Through the years New York's zealous insurance regulatory environment has left its residents with less than the best term life insurance alternatives available in the nation. For many years New Yorkers paid more and got less when buying term life insurance. While the situation has improved, and the products offered in New York are much more comparable, and frequently the same, to those sold outside the state, that was not always the case. There remain differences between New York products and non-New York products. For example, older New Yorkers are not able to buy term policies that are available to people in other states because the maximum issue ages in New York are less than outside New York.
While the current version of COMPULIFE's program quotes from a total of about 125 life insurance companies, the actual number of companies included in results for California will be less given the New York factor.
The number of life insurance companies in the COMPULIFE program has been steadily shrinking during the ten year period we are looking at. Ten years ago, the total number of companies in COMPULIFE was aproximately 160. At one time in Compulife's history, the total number of companies in our U.S. database was just over 190. During the past two decades the life insurance industry has been going through a period of acquisition and amalgamation, resulting in fewer life insurance companies.
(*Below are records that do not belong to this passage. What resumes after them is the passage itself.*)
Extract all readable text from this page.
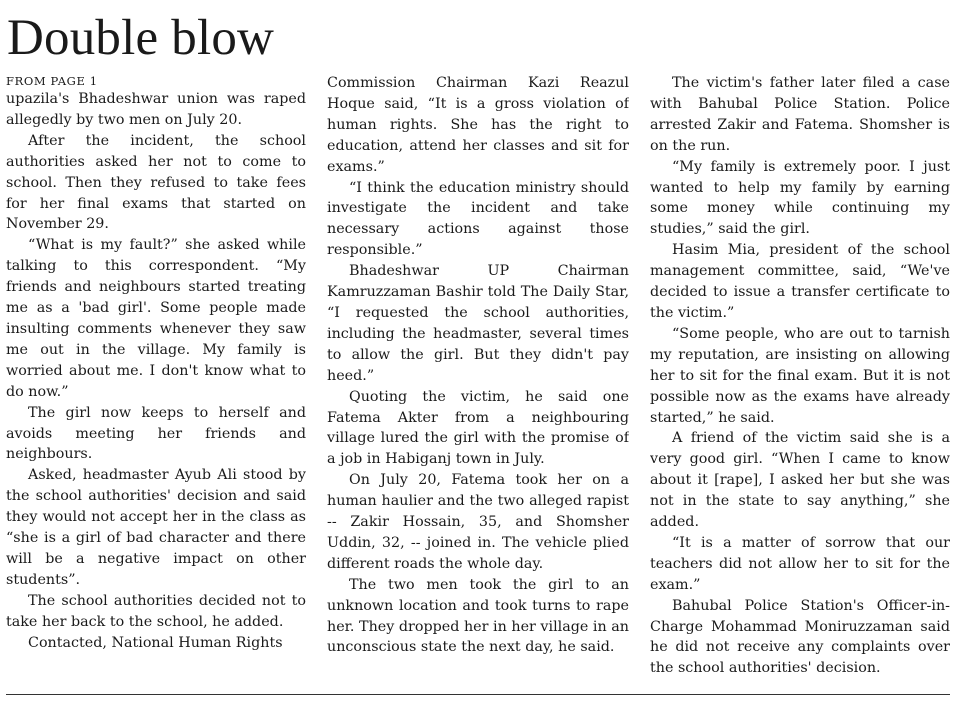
Double blow

FROM PAGE 1

upazila's Bhadeshwar union was raped allegedly by two men on July 20.

After the incident, the school authorities asked her not to come to school. Then they refused to take fees for her final exams that started on November 29.

“What is my fault?” she asked while talking to this correspondent. “My friends and neighbours started treating me as a 'bad girl'. Some people made insulting comments whenever they saw me out in the village. My family is worried about me. I don't know what to do now.”

The girl now keeps to herself and avoids meeting her friends and neighbours.

Asked, headmaster Ayub Ali stood by the school authorities' decision and said they would not accept her in the class as “she is a girl of bad character and there will be a negative impact on other students”.

The school authorities decided not to take her back to the school, he added.

Contacted, National Human Rights

Commission Chairman Kazi Reazul Hoque said, “It is a gross violation of human rights. She has the right to education, attend her classes and sit for exams.”

“I think the education ministry should investigate the incident and take necessary actions against those responsible.”

Bhadeshwar UP Chairman Kamruzzaman Bashir told The Daily Star, “I requested the school authorities, including the headmaster, several times to allow the girl. But they didn't pay heed.”

Quoting the victim, he said one Fatema Akter from a neighbouring village lured the girl with the promise of a job in Habiganj town in July.

On July 20, Fatema took her on a human haulier and the two alleged rapist -- Zakir Hossain, 35, and Shomsher Uddin, 32, -- joined in. The vehicle plied different roads the whole day.

The two men took the girl to an unknown location and took turns to rape her. They dropped her in her village in an unconscious state the next day, he said.

The victim's father later filed a case with Bahubal Police Station. Police arrested Zakir and Fatema. Shomsher is on the run.

“My family is extremely poor. I just wanted to help my family by earning some money while continuing my studies,” said the girl.

Hasim Mia, president of the school management committee, said, “We've decided to issue a transfer certificate to the victim.”

“Some people, who are out to tarnish my reputation, are insisting on allowing her to sit for the final exam. But it is not possible now as the exams have already started,” he said.

A friend of the victim said she is a very good girl. “When I came to know about it [rape], I asked her but she was not in the state to say anything,” she added.

“It is a matter of sorrow that our teachers did not allow her to sit for the exam.”

Bahubal Police Station's Officer-in-Charge Mohammad Moniruzzaman said he did not receive any complaints over the school authorities' decision.
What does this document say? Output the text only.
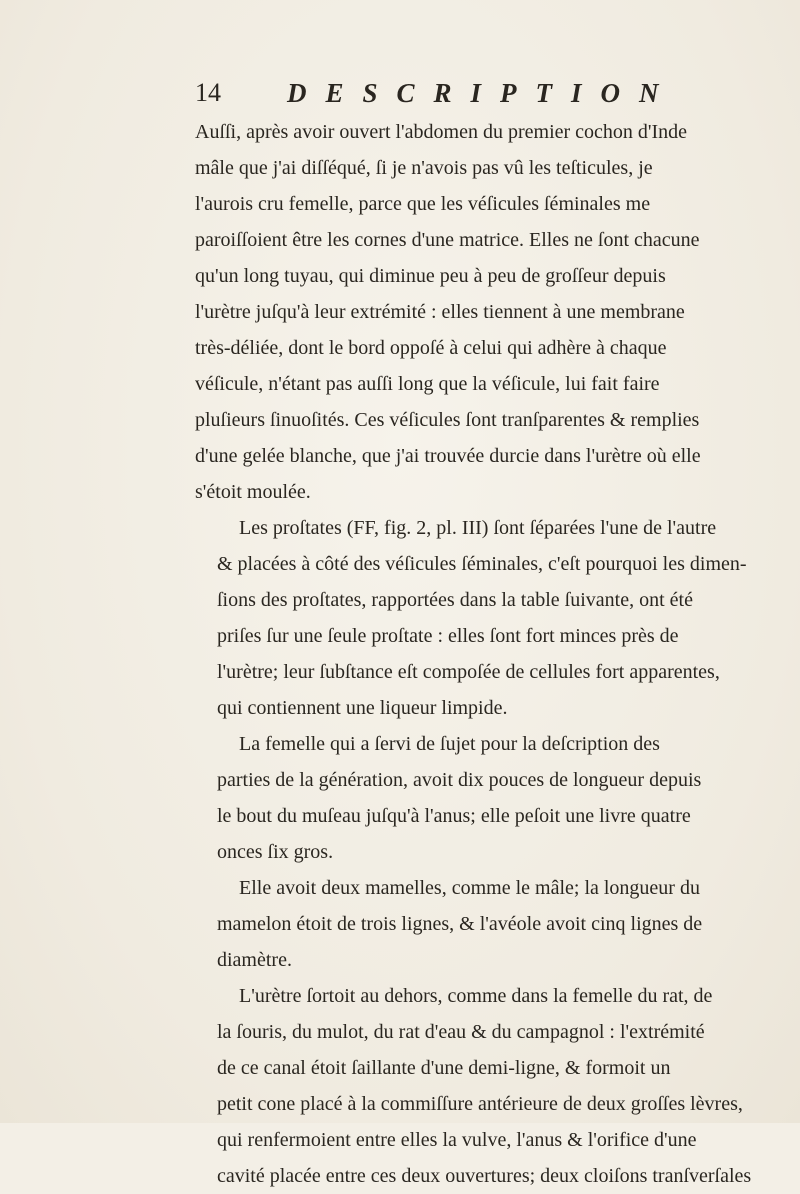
14 DESCRIPTION

Auſſi, après avoir ouvert l'abdomen du premier cochon d'Inde
mâle que j'ai diſſéqué, ſi je n'avois pas vû les teſticules, je
l'aurois cru femelle, parce que les véſicules ſéminales me
paroiſſoient être les cornes d'une matrice. Elles ne ſont chacune
qu'un long tuyau, qui diminue peu à peu de groſſeur depuis
l'urètre juſqu'à leur extrémité : elles tiennent à une membrane
très-déliée, dont le bord oppoſé à celui qui adhère à chaque
véſicule, n'étant pas auſſi long que la véſicule, lui fait faire
pluſieurs ſinuoſités. Ces véſicules ſont tranſparentes & remplies
d'une gelée blanche, que j'ai trouvée durcie dans l'urètre où elle
s'étoit moulée.

Les proſtates (FF, fig. 2, pl. III) ſont ſéparées l'une de l'autre
& placées à côté des véſicules ſéminales, c'eſt pourquoi les dimen-
ſions des proſtates, rapportées dans la table ſuivante, ont été
priſes ſur une ſeule proſtate : elles ſont fort minces près de
l'urètre; leur ſubſtance eſt compoſée de cellules fort apparentes,
qui contiennent une liqueur limpide.

La femelle qui a ſervi de ſujet pour la deſcription des
parties de la génération, avoit dix pouces de longueur depuis
le bout du muſeau juſqu'à l'anus; elle peſoit une livre quatre
onces ſix gros.

Elle avoit deux mamelles, comme le mâle; la longueur du
mamelon étoit de trois lignes, & l'avéole avoit cinq lignes de
diamètre.

L'urètre ſortoit au dehors, comme dans la femelle du rat, de
la ſouris, du mulot, du rat d'eau & du campagnol : l'extrémité
de ce canal étoit ſaillante d'une demi-ligne, & formoit un
petit cone placé à la commiſſure antérieure de deux groſſes lèvres,
qui renfermoient entre elles la vulve, l'anus & l'orifice d'une
cavité placée entre ces deux ouvertures; deux cloiſons tranſverſales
Questions that Have been Raised by the Graphs
Question: Do these graphs take into account inflation?
Answer: No these graphs do not take into any account inflation because inflation is irrelevant to the historical comparison of prices. While it is true that a $500,000 term life insurance policy has less "real dollar" value today, than a corresponding $500,000 policy would have had ten years ago, the dollars used to pay the premiums today are correspondingly of less value. This study is not looking at that issue, it is examining the relative premium costs and how they have changed during the past 10 years.